The Airborne Science Program within the Earth Science Division is responsible for providing aircraft systems that further science and advance the use of satellite data. The primary objectives of this program are to:

  • Satellite Calibration and Validation
  • Provide platforms to enable essential calibration measurements for the Earth observing satellites, and the validation of data retrieval algorithms.

  • Support New Sensor Development
  • Provide sub-orbital flight opportunities to test and refine new instrument technologies/algorithms, and reduce risk prior to committing sensors for launch into space.

  • Process Studies
  • Obtain high-resolution temporal and spatial measurements of complex local processes, which can be coupled to global satellite observations for a better understanding of the complete Earth system.

  • Develop the Next-Generation of Scientists and Engineers
  • Foster the development of our future workforce with the hands-on involvement of graduate students, and young scientists/engineers in all aspects of ongoing Earth science investigations.
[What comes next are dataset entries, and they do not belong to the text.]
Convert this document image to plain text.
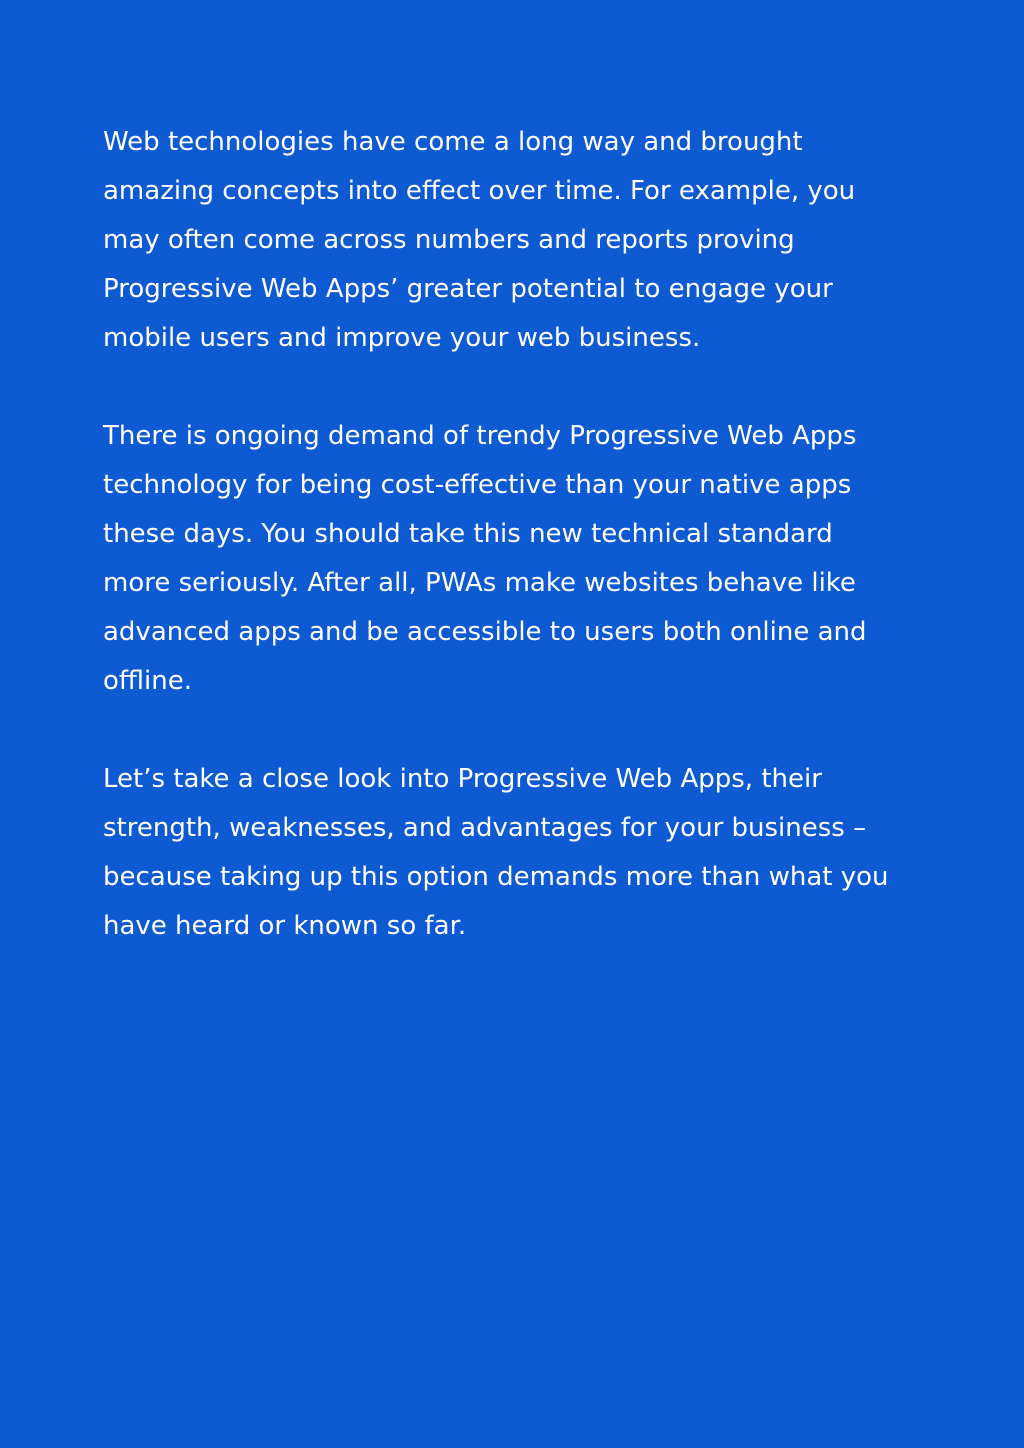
Web technologies have come a long way and brought
amazing concepts into effect over time. For example, you
may often come across numbers and reports proving
Progressive Web Apps’ greater potential to engage your
mobile users and improve your web business.

There is ongoing demand of trendy Progressive Web Apps
technology for being cost-effective than your native apps
these days. You should take this new technical standard
more seriously. After all, PWAs make websites behave like
advanced apps and be accessible to users both online and
offline.

Let’s take a close look into Progressive Web Apps, their
strength, weaknesses, and advantages for your business –
because taking up this option demands more than what you
have heard or known so far.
    To meet these observing objectives ASP maintains and operates a suite of sustained, ongoing platforms and sensors on which investigators can rely from year to year. From these known capabilities the Science Mission Directorate can develop observing strategies. However, an ongoing capability will be resource-constrained and eventually technology-constrained, so that not all observing requirements will be met with the limited core capability. Therefore the program facilitates access to other platforms or sensors on a funds-available, as-needed basis, to accommodate unique and/or occasional requirements. The Program also looks for new or evolving technologies to demonstrate their applicability for Earth science. Depending on the success of the demonstrations and the observing needs, the core capability is expected to evolve and change over time. The speed and extent of change will be balanced against the need for established, known capabilities for long-term planning.